As for the cover art of the exhibition, it features Klimt’s Portrait of Amalie Zuckerkandl, an unfinished portrait due to the outbreak of war and the artist's death in 1918 from Spanish flu. Klimt, who was a highly valued portraitist during his lifetime, is famous for his gold-covered likenesses, mainly of the wives of his bourgeois, often Jewish, patrons. Later, some of his works went through harrowing histories following the lootings that took place before and during the Second World War. As for Amalie Zuckerkandl, who worked as a nurse in Lviv during the First World War (another reason her portrait was not finished), she ultimately died in 1942 in a Polish concentration camp. Her portrait will certainly be the masterpiece of the exhibition.
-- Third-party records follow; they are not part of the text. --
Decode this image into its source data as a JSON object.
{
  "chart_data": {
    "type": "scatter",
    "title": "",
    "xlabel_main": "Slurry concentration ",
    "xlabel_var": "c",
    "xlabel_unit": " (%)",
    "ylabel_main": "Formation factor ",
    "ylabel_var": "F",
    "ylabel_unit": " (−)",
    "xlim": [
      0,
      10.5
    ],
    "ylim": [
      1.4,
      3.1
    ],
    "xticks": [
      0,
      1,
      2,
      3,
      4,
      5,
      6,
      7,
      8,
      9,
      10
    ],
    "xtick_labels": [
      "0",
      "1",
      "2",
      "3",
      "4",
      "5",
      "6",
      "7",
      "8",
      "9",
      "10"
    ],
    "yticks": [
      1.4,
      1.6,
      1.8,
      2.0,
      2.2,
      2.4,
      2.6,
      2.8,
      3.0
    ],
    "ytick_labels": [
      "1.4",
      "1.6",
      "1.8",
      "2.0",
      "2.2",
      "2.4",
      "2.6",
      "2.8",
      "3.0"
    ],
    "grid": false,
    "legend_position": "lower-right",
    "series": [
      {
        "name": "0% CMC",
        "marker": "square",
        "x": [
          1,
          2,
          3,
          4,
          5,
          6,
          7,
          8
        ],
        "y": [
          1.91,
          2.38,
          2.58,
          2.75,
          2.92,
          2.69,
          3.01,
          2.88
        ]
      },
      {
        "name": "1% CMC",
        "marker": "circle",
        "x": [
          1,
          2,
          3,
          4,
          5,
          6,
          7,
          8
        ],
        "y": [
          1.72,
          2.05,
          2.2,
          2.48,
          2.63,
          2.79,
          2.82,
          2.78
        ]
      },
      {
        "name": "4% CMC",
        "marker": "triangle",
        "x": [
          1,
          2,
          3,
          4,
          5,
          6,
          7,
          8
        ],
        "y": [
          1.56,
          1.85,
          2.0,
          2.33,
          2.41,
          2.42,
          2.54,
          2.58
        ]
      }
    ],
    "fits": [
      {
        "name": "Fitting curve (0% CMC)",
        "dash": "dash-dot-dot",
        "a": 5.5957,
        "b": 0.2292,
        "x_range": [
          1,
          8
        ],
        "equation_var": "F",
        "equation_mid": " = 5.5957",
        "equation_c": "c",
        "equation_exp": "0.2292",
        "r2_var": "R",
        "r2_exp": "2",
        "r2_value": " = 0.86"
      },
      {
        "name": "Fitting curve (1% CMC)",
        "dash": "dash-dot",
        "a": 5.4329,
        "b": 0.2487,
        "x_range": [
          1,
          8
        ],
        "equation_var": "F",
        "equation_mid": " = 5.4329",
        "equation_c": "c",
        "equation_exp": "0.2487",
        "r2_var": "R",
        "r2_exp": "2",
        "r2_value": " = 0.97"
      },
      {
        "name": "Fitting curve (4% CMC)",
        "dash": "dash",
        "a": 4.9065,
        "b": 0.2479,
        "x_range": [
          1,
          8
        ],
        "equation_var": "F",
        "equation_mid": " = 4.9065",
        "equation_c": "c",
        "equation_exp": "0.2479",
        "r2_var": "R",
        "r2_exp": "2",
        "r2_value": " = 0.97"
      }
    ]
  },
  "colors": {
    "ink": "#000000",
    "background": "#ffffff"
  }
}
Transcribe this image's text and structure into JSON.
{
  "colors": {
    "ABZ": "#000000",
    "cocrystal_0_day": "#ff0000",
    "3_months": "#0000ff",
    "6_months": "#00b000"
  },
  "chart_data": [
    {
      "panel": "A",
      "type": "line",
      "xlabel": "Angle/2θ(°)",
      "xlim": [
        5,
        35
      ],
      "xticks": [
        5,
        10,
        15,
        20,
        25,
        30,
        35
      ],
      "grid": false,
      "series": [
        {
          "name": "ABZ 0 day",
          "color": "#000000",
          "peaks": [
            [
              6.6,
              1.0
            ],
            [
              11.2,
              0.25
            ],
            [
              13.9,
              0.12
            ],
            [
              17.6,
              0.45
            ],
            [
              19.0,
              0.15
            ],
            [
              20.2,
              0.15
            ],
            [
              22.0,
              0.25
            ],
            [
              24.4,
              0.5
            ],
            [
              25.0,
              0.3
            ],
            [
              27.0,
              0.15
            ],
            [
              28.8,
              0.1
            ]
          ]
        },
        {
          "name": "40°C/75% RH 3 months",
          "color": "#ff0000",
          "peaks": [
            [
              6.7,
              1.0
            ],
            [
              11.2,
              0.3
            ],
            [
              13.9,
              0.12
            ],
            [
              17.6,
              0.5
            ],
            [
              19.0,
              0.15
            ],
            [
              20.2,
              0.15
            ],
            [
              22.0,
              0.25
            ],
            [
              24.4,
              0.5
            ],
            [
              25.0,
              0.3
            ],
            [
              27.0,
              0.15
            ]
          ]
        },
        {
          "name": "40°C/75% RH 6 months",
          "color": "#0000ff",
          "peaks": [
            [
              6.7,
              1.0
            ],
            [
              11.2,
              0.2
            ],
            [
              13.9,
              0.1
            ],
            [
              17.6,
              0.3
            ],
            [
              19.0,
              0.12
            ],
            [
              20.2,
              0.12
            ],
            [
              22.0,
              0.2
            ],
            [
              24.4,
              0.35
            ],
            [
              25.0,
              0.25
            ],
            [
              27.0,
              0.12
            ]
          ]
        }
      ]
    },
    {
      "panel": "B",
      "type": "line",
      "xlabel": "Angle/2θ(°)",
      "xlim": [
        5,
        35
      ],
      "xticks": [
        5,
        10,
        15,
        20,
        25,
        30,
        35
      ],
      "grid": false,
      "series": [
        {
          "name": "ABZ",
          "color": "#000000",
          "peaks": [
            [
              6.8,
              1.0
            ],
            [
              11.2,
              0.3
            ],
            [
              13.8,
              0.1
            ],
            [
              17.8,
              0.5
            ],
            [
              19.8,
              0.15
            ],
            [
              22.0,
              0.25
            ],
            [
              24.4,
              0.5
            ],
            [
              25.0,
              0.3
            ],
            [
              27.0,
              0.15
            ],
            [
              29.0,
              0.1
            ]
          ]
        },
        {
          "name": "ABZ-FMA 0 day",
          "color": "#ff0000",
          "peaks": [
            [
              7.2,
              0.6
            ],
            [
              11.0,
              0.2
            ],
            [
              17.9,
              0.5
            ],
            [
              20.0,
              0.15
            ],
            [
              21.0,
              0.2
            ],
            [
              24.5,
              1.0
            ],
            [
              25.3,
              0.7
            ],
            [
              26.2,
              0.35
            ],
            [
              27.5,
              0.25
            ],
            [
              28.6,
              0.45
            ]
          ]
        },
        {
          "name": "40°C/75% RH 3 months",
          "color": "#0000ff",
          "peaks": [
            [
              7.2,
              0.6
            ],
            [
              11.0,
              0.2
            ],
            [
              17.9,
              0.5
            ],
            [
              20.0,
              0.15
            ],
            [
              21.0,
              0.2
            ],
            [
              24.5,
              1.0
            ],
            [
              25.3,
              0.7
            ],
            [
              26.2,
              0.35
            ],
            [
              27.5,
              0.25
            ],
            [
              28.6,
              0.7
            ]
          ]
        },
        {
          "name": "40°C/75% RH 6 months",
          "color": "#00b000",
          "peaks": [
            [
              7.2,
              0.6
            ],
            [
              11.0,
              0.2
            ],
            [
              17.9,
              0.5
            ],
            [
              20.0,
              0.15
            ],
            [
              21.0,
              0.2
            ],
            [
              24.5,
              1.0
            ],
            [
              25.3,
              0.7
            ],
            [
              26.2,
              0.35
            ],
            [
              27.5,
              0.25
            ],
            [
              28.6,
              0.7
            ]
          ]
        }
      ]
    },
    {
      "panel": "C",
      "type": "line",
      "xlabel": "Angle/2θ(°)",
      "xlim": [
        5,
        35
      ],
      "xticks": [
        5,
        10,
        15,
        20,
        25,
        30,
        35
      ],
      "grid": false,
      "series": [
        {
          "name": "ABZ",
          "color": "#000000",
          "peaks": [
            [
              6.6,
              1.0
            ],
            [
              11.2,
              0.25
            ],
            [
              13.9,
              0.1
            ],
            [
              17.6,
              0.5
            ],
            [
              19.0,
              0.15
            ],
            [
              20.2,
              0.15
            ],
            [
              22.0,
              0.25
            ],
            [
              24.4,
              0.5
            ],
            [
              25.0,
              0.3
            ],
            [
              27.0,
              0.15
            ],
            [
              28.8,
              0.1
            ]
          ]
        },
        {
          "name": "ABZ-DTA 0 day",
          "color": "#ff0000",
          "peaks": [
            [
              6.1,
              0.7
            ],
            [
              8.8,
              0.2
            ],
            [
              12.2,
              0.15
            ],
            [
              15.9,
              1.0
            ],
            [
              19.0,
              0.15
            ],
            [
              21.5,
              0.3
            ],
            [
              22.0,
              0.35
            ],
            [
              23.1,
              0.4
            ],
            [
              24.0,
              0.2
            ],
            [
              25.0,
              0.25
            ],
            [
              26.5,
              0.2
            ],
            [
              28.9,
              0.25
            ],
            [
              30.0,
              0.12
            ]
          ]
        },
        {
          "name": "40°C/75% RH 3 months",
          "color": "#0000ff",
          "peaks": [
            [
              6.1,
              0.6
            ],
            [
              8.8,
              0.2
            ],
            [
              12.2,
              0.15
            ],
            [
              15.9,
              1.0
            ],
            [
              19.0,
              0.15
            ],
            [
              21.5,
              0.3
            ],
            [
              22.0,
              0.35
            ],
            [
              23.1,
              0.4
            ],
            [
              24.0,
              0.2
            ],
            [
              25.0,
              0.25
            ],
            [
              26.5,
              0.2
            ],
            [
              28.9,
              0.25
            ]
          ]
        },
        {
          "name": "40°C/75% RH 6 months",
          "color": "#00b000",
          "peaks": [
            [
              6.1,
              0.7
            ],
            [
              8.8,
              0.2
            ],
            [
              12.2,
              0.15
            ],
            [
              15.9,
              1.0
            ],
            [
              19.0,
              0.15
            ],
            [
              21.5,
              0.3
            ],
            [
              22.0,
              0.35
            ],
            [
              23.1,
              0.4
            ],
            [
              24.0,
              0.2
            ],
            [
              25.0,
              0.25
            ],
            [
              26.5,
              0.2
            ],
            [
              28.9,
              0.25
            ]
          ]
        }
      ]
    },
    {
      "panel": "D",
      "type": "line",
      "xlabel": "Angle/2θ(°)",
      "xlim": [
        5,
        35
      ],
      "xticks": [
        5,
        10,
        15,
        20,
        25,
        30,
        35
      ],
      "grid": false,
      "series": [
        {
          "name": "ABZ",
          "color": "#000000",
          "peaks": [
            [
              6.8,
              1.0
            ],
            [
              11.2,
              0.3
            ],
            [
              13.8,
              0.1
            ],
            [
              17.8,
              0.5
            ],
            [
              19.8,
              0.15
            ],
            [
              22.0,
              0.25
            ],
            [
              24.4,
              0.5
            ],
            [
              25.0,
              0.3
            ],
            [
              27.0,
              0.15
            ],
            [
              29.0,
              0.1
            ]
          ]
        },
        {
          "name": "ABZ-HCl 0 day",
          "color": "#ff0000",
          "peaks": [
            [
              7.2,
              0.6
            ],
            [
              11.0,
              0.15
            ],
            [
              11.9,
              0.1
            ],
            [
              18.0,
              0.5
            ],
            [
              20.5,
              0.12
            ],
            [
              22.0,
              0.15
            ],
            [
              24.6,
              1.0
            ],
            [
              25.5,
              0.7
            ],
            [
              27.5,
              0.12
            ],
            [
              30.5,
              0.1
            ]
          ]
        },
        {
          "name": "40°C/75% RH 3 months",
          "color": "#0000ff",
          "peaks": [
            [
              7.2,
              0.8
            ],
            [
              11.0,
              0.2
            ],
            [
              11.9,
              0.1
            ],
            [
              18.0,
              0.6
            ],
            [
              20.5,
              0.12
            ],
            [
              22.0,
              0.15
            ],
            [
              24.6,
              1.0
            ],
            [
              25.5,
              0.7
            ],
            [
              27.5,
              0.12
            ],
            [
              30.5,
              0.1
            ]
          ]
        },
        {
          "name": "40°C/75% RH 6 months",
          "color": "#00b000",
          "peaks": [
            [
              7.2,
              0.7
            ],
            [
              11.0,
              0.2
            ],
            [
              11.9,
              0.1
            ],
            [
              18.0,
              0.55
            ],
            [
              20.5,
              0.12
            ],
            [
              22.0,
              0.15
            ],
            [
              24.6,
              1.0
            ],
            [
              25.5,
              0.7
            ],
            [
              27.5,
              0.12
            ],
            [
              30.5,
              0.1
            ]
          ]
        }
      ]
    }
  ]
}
Gustav developed his fascination for the use of gold leaf and other precious materials after visiting Italy and discovering the art of ancient mosaics. His father Ernst was also a gold engraver. What Klimt wanted, most of all, was a break with tradition and the old order, following a movement that was sweeping all through Europe. A reproduction of his famous Beethoven Frieze, which everyone will recognize, will also be part of the Ateneum’s exhibition. Today, as Klimt’s portraits no longer come up for sale, his drawings and landscapes are more and more sought-after, and it would also be lovely to see one or two of those.

 

Gustav Klimt's Beethoven Frieze - a reproduction of it will feature in the "Gallen-Kallela, Klimt & Wien" exhibition at Helsinki's Ateneum.
Gustav Klimt, Beethoven Frieze (detail), 1901-1902, Secession Building (Vienna).

New perspectives on Art Nouveau


As this iconic exhibition opens at the Ateneum, the big questions are: which of Klimt’s works will be on display on the fourth floor of the Ateneum? What new light will this iconic exhibition and its catalogue shed on the links between the Vienna Secession and Finnish art, and what role did Klimt play in this exactly? I'm dying to know if any new archives or sources have come to light and whether this can be seen to shed new understanding on the origins and development of Finnish Art Nouveau.


I also look forward to finding out more about Gallen-Kallela’s participation in exhibitions and projects in Austria, and, after all this, I really look forward to the trip I’ve planned to Vienna in December!